My current model is that LLMs are better if you are working on some mainstream problem domain using a mainstream tech stack (language, library, etc.). This is approximately JavaScript React frontend development in my mind, and as you move away from that the less useful LLMs get. (The things I usually work on are using a non-mainstream tech stack and/or have a non-mainstream problem domain (but in my mind all interesting problems are non-mainstream in that sense), so this would explain my lack of success.)
Wonder if correctness proofs (checked by some proof assistant) can help with this.[1]
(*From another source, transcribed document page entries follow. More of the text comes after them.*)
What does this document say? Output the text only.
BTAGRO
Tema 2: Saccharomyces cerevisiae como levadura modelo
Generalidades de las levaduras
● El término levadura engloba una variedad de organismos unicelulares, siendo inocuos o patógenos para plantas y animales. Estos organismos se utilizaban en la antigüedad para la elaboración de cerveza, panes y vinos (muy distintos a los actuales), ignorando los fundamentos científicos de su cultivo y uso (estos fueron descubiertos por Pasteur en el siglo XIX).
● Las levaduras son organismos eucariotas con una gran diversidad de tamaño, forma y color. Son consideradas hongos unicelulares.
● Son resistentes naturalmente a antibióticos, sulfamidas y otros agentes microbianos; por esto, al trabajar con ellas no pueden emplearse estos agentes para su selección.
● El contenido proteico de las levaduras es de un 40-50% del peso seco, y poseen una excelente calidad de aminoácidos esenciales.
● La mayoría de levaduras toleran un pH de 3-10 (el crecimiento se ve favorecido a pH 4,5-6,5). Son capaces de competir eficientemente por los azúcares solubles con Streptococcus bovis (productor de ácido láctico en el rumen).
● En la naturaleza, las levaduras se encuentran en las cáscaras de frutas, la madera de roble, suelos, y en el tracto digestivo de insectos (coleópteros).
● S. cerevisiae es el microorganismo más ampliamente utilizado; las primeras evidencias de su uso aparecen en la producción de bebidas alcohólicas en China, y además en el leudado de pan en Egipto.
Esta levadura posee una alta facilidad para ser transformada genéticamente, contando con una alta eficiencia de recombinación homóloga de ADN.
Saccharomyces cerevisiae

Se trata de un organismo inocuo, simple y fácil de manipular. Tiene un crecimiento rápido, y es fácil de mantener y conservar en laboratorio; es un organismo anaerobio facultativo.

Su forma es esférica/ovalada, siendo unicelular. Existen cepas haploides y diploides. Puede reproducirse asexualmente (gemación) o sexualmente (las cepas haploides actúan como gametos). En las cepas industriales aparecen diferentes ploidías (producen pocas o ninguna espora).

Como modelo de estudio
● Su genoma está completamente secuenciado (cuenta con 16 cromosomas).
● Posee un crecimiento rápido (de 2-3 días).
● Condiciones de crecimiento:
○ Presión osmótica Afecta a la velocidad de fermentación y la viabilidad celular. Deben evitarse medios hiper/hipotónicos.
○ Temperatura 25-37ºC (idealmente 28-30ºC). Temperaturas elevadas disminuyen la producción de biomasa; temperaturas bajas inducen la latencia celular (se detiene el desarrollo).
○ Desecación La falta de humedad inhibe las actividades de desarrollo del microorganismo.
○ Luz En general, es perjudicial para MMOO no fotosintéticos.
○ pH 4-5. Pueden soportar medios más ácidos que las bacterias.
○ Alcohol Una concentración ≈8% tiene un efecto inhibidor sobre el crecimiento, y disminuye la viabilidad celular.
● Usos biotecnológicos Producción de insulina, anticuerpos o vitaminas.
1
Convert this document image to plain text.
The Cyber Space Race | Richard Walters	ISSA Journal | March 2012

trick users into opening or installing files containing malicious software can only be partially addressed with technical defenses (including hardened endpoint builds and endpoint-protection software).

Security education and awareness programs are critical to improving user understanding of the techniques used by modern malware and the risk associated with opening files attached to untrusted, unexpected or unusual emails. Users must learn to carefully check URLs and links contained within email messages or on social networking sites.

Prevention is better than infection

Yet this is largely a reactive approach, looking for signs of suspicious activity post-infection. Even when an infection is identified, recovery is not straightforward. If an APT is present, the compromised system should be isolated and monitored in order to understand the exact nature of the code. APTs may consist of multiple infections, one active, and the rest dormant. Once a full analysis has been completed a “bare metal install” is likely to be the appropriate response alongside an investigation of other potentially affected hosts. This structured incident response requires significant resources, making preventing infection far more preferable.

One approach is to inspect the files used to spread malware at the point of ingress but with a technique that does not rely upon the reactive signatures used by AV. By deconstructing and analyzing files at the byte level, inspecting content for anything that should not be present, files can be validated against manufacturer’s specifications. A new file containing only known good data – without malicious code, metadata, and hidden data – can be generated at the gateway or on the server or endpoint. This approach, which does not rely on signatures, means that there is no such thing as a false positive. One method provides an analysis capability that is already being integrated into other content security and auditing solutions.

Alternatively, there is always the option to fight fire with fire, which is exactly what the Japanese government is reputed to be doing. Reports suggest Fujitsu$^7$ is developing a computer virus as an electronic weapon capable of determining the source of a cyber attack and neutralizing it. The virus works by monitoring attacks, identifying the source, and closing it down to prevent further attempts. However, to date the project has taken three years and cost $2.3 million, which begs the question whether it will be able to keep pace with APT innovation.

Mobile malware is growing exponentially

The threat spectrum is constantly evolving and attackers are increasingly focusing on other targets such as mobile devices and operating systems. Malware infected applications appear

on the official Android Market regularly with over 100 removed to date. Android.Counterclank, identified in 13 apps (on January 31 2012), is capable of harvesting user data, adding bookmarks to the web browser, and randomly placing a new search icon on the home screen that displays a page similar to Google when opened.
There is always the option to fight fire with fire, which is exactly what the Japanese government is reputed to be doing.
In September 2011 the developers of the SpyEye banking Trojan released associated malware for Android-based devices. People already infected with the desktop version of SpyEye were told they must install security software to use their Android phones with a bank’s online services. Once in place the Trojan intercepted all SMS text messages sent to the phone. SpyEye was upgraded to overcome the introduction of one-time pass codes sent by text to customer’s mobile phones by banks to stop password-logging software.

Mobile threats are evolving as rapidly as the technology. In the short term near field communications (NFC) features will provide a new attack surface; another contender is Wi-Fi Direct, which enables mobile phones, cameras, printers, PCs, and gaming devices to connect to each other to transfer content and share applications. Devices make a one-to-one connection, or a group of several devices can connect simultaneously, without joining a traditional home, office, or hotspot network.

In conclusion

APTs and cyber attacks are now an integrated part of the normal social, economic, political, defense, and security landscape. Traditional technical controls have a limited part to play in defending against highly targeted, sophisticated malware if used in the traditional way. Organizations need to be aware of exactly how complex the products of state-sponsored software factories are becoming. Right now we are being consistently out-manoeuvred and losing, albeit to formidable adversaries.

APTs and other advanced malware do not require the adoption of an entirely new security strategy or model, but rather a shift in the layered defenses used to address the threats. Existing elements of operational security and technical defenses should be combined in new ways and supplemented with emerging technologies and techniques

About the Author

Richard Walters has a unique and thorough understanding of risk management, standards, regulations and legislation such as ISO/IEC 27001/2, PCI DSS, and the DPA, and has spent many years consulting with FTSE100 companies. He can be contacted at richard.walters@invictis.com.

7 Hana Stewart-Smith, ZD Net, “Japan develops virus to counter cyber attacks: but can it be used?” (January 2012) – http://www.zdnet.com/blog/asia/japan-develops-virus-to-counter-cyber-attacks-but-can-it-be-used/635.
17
I think the main bottleneck in the past for correctness proofs was that it takes much more effort to write the proofs than it takes to write the programs themselves, and current automated theorem provers are nowhere near good enough.
Writing machine checked proofs is a prime RL target, since proof assistant kernels should be adversarially robust. We have already seen great results from stuff like AlphaProof.
One counterargument I could see is that writing the correctness properties themselves could turn out to be a major bottleneck. It might be that for most real world systems you can’t write succinct correctness properties.